I’ve noticed lately that a number of Buffalo businesses are employing radical imagery in their branding. Both Soviet-style working-class exaltation and the defiant fist often associated with the Black Power and other resistance movements seem to be gaining in prominence.
Is this (gasp) APPROPRIATION? A logical successor to Hot Topic’s Che Guevara t-shirts? Is it proof of the indelibility of Occupy Wall Street’s message of dissatisfaction with business as usual? Is it an example of romanticizing Buffalo’s industrial heritage? Do radicals just have the best eye for design? Does it matter?
I’ll reserve comment other than to say I find this kind of imagery appealing (probably for all of the above reasons).
The oldest example I can think of is the downtown mural for an ad agency at the top of this post. I don’t know when it went up; Buffalo Rising suggests it was in 2011, but I thought I had seen it before then. Anyway, the October 3, 2011 date of the BRO post suggests an interesting synchronicity with Occupy Wall Street.

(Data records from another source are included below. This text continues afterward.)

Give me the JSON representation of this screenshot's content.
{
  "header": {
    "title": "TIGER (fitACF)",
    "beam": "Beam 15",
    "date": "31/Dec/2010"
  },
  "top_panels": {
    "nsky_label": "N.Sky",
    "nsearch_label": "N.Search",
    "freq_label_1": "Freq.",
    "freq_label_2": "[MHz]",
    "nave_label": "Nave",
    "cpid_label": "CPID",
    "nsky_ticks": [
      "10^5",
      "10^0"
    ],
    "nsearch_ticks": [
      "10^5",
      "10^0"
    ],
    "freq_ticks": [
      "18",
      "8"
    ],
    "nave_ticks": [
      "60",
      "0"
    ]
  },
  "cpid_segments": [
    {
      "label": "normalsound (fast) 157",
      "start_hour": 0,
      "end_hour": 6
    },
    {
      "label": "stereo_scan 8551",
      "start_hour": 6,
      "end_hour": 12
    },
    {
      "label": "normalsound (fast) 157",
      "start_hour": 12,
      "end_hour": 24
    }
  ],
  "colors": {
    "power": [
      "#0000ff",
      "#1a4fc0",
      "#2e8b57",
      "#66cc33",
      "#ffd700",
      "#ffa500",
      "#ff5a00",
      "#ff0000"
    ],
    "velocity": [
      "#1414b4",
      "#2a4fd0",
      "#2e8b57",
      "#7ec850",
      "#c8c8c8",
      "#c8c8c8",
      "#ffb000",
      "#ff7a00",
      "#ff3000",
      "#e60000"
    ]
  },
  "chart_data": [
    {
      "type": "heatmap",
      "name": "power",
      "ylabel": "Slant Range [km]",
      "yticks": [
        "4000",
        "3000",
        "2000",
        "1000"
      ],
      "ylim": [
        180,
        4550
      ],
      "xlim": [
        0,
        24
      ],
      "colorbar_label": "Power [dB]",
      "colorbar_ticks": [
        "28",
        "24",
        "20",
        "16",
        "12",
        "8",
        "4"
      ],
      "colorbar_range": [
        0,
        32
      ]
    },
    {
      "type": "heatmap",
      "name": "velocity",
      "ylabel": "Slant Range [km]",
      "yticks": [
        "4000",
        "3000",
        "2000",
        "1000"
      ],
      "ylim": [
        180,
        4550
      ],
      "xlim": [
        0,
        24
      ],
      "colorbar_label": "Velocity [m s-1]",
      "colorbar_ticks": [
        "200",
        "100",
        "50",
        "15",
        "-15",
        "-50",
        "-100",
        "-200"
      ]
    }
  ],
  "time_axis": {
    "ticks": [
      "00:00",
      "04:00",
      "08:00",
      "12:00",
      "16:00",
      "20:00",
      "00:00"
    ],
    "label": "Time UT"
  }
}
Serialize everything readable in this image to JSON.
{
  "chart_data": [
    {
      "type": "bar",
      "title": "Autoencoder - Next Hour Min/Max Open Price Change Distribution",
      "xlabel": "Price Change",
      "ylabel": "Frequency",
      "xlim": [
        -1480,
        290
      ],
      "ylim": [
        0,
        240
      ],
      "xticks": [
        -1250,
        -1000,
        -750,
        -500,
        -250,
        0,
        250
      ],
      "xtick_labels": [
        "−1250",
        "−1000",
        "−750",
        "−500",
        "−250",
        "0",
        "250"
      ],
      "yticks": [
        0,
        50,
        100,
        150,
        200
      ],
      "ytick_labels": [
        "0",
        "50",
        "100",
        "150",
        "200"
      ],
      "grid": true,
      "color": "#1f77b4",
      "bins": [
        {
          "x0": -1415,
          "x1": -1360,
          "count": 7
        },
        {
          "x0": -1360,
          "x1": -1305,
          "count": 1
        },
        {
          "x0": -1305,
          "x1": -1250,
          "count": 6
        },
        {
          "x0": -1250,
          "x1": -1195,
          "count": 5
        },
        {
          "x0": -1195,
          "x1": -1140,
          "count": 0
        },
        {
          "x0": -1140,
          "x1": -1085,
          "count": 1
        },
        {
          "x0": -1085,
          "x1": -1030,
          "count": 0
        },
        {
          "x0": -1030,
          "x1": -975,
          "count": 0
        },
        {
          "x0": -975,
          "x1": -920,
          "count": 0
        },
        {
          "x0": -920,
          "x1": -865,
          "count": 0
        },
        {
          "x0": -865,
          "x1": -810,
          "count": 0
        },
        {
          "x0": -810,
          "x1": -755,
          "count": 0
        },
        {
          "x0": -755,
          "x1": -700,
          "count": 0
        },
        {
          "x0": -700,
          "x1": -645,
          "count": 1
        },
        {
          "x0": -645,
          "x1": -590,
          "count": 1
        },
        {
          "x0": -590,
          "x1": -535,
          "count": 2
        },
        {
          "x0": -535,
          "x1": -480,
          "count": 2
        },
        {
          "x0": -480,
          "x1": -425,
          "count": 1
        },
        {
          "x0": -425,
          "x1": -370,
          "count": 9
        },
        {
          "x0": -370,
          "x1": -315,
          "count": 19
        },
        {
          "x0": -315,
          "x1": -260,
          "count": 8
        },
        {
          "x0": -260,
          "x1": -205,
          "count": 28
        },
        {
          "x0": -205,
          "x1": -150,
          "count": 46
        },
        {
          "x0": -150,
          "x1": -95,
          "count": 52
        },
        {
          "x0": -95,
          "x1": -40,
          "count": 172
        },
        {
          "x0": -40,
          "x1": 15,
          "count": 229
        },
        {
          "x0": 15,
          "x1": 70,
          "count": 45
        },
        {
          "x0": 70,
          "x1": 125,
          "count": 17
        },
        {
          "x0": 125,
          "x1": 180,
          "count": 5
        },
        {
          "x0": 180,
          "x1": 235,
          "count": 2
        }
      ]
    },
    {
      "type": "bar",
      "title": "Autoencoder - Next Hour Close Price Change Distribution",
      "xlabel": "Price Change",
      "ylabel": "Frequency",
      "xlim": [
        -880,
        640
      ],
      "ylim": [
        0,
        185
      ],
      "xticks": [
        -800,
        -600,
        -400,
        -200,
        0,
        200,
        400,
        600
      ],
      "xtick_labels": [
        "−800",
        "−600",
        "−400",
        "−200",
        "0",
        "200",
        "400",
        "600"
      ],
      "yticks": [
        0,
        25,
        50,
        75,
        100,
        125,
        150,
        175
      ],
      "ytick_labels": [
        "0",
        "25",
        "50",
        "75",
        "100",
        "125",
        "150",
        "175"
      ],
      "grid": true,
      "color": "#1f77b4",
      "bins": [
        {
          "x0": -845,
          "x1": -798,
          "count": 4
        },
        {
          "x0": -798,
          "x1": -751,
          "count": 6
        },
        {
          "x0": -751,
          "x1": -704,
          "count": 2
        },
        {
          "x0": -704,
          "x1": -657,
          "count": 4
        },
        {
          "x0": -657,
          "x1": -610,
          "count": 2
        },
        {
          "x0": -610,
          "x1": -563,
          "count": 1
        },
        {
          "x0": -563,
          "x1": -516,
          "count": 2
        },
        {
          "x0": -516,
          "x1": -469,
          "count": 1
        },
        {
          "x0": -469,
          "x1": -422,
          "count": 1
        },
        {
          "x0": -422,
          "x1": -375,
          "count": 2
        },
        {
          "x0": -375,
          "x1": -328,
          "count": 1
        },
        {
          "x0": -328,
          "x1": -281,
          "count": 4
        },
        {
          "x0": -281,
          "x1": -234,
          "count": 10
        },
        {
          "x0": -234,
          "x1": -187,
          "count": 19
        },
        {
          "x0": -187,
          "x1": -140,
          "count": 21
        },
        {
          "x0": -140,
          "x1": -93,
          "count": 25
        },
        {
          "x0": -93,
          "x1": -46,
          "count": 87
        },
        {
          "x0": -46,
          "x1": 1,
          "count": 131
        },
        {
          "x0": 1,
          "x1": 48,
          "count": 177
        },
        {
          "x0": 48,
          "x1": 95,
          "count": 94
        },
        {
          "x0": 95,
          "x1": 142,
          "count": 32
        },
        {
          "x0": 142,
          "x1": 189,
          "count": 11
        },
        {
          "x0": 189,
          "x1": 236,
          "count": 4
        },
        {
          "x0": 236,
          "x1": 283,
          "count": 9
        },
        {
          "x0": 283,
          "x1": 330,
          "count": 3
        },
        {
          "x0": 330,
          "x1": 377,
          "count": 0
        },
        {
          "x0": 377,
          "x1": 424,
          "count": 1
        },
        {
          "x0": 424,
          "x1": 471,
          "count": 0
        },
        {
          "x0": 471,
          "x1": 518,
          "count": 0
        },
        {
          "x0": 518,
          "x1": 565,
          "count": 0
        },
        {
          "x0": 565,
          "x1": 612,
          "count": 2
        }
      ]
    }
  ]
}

Both Public Espresso and Buffalo Iron Works opted for the iconic “strong guy swinging a heavy thing.” I like to think that it’s the same guy in both images, forging things from red hot screaming metal by day and perfectly roasting smooth-brewing coffee blends on the third shift by night in order to put food on the table for his wife and baby (Is she named Stella? Is he played by Marlon Brando?):
Bread Hive and this contractor opted for the raised fist, which I traditionally associate with the Black Panthers, and then other later resistance movements, but which wikipedia tells me has also been in use for a long time as a symbol of solidarity and anti-fascism:
Like I said above, I don’t have much comment on this possible trend aside from what comment inheres in presenting all of these logos in one place. I obviously have much fondness for peoples’ movements, but I also really just like the aesthetic of old-time communist and anarchist propaganda. Maybe there’s something suspect about an ad agency that does work for big-C Capital employing this kind imagery, but I don’t think it particularly matters. There’s definitely worse places a business could go with its branding strategy (ahem, Gypsy Parlor).
Have you seen other examples of radical iconography being used by local businesses?